Cette sculpture en pierre de Rognes ou du Gard intitulée Le Christ fait partie d’un ensemble de plusieurs stèles que Chagall réalise à partir de 1951. Deux figures hiératiques occupent l’espace et se font face tendrement, comme dans Les Amoureux au bouquet (1958 - 1959). Dans la partie supérieure de l’œuvre, une croix suggérée et les bras levés du Christ renforcent la verticalité de la composition.
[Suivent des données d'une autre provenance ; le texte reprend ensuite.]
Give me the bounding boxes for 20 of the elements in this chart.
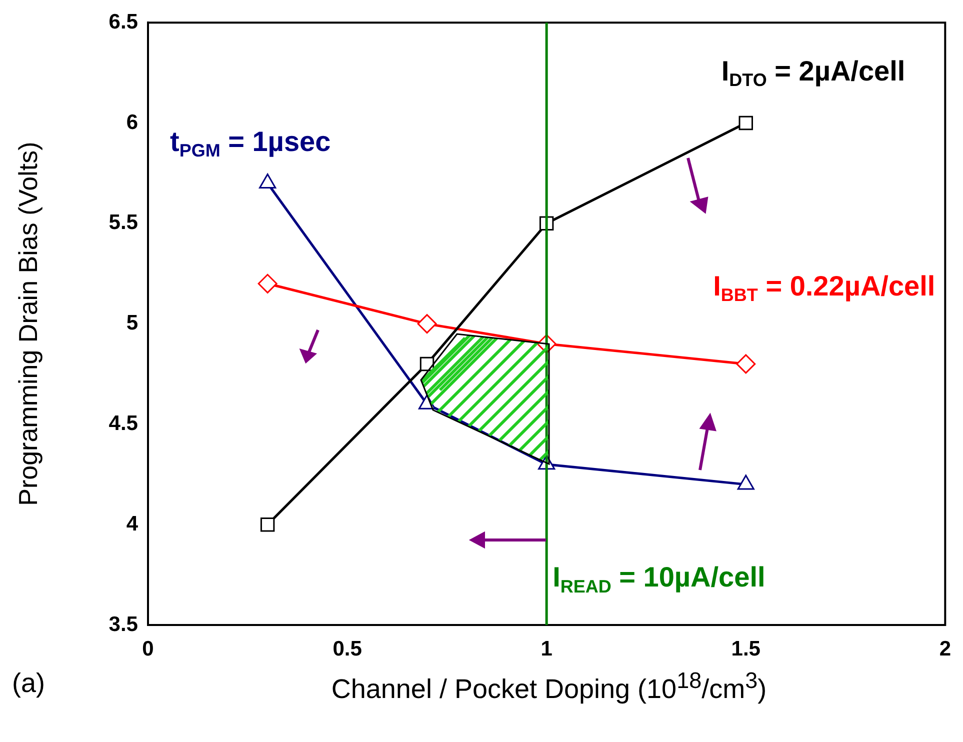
point [417, 314, 437, 334]
y-tick-label: 6 [126, 110, 138, 134]
x-tick-label: 0.5 [332, 637, 362, 660]
point [736, 354, 756, 374]
y-tick-label: 4.5 [108, 412, 138, 435]
x-tick-label: 1.5 [731, 637, 761, 660]
y-tick-label: 3.5 [108, 612, 138, 636]
y-tick-label: 5 [126, 312, 138, 335]
text: (a) [12, 668, 45, 699]
point [738, 116, 753, 130]
y-axis-title: Programming Drain Bias (Volts) [12, 142, 43, 506]
point [260, 517, 275, 532]
y-tick-label: 4 [126, 512, 138, 536]
x-tick-label: 1 [540, 637, 553, 660]
x-tick-label: 2 [939, 637, 952, 660]
y-tick-label: 5.5 [108, 211, 138, 234]
x-axis-title: Channel / Pocket Doping (10$^{18}$/cm$^{3}$) [330, 668, 768, 705]
point [258, 274, 278, 294]
x-tick-label: 0 [142, 637, 154, 660]
y-tick-label: 6.5 [108, 10, 138, 34]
La figure christique, associée au martyre du peuple juif, sûrement accompagnée de Marie Madeleine, est récurrente dans l’œuvre de l’artiste et témoigne d’une représentation du sacré à la fois multiculturelle et syncrétique, expérimentée à travers différentes techniques, de la peinture La Crucifixion en jaune (1942) à la céramique (Crucifixion (1951)).
Ici, le relief est donné grâce à l’évidement et aux nombreuses incisions dans la matière, une pierre à l’aspect granuleux. Cette pierre à la couleur claire et chaude, permettant un jeu de lumière et de texture, est un matériau ancestral, porteur de mémoire, qui fait écho aux pierres et paysages de Jéricho ou Bethléem.
La sobriété de cette sculpture, l’hiératisme des figures ainsi que le sujet biblique rappellent la sculpture monumentale romane que Chagall a pu observer à Vézelay, Autun ou encore Chartres1. Jacques Thirion affirma d’ailleurs que les sculptures de Chagall « font songer à la spontanéité et à la puissance énigmatique des œuvres du premier âge roman2».